Monopsis is a genus closely related to Lobelia. It is a small genus of about 13 species confined to sub-Saharan Africa of which 8 are found in the Cape. All the species form small herbaceous plants with colourful flowers. There are two species in the Klein River Mountains, Monopsis lutea and Monopsis simplex, and both are found at Phillipskop. Providing you have identified them as a Monopsis, the two species are easily told apart. Monopsis lutea has large pure yellow flowers, while Monopsis simplex has flower less than half the size of Monopsis lutea, and are deep purple with an even darker spot in the throat.
The genus Monopsis have flowers that look like an upside-down Lobelia. That is they have three lobes on the top of the flower and two on the bottom that are split in the middle. This is opposed to Lobelia that has 3 lobes on the bottom and two split ones on the top. However, it is actually the Lobelia flowers that are upside-down, or using the correct botanical term, they are resupinate. This means that the flower stalk twists during development 180° so that the lower side is now on the top. In Monopsis, the flower stalks are not twisted and therefore the right way up.
The flowers of Lobelia are irregular, that is they have some petals pointing upwards and some petals pointing downwards. This makes them bilaterally symmetric when viewed face on. Richard Salisbury, who first coined the name Monopsis in 1812, regarded this arrangement as having “two-faces, if I may use the expression, one pointing backwards, the other forwards”. When he described his new genus Monopsis, he noted that it had “one face”. In other words, the flowers were regular, where the petals are all similar in shape and size and the whole flower is radially symmetric or actinomorphic. The genus was named to reflect this: mono means one in Greek, and opsis a face. The sole species in his new genus was Monopsis debilis (at the time called Monopsis conspicua). Unfortunately, Monopsis debilis is a peculiarity as it is the only species in the genus with regular flowers. Every other species in the genus, including Monopsis lutea and Monopsis simplex, have irregular flowers. They are not one-faced but two-faced.

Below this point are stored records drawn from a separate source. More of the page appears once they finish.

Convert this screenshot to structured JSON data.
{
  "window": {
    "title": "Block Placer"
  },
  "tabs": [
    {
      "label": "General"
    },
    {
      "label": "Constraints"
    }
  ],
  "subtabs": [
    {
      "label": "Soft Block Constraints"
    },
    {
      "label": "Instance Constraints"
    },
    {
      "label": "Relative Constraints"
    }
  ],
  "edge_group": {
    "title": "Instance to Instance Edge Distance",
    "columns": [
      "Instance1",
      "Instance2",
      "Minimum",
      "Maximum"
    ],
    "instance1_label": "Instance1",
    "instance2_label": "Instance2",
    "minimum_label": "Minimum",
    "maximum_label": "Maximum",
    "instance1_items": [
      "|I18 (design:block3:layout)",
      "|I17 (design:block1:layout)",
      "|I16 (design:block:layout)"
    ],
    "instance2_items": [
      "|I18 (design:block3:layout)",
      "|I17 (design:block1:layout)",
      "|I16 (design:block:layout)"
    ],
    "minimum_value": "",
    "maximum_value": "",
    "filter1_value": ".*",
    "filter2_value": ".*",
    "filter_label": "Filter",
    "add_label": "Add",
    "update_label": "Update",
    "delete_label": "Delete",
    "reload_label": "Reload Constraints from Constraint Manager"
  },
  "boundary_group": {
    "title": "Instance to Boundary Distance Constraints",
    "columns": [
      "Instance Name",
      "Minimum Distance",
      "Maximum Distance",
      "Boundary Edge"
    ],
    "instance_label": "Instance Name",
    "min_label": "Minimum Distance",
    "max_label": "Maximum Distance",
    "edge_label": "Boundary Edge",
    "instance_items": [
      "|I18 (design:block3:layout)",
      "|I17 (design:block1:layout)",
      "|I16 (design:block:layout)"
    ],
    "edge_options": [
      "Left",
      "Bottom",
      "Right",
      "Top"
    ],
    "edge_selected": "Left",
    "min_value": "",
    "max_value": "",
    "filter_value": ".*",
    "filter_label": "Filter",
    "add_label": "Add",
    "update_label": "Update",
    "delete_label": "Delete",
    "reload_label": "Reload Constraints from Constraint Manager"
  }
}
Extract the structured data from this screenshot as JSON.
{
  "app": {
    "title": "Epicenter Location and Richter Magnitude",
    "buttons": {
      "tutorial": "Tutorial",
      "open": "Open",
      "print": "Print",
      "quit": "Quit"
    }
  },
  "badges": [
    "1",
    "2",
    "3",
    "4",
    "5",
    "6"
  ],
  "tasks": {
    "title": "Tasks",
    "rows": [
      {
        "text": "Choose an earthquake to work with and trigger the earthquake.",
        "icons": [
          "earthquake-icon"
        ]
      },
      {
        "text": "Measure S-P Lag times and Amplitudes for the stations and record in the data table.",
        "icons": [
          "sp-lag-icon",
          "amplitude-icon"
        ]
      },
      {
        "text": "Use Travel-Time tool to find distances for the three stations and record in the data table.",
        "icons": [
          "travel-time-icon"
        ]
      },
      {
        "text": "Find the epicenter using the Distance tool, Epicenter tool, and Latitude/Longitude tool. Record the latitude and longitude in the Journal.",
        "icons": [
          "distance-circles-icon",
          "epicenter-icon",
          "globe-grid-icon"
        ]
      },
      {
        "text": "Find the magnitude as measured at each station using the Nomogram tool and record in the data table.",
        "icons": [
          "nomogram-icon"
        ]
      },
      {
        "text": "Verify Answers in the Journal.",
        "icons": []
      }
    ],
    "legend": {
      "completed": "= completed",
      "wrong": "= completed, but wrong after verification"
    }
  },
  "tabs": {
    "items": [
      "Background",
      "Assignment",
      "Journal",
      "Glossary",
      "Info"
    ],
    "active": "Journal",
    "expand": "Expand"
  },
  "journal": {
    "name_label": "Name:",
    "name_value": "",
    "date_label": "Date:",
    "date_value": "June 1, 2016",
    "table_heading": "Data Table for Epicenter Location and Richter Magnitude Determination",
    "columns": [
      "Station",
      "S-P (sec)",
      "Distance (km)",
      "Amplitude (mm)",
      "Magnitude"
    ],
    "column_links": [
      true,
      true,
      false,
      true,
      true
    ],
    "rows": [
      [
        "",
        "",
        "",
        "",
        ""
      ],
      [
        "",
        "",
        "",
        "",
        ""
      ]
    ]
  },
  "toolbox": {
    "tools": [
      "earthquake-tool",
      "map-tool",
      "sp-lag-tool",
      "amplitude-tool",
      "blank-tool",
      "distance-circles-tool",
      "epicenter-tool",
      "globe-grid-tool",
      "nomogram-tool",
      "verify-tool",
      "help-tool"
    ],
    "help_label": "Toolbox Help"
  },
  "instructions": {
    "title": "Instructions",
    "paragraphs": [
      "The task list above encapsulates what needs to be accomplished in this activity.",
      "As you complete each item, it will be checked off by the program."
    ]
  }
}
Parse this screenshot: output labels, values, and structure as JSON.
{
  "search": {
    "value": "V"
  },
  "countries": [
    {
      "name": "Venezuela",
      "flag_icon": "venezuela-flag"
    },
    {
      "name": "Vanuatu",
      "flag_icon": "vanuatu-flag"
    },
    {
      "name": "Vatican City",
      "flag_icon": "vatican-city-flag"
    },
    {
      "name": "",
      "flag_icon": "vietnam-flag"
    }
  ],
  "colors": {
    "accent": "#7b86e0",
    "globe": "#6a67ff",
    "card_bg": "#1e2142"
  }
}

Both species found in the Klein River Mountain grow in damp areas. Monopsis lutea trails along the ground in areas that are seasonally damp, while Monopsis simplex appears to prefer permanently moist sand found alongside streams. While both have beautiful flowers close-up, the ones of Monopsis simplex are too small and scattered to make a significant display in a garden. Monopsis lutea however is a good garden plant if it gets enough sun and moisture, providing effective ground cover and a multitude of bright happy yellow faces over a long period.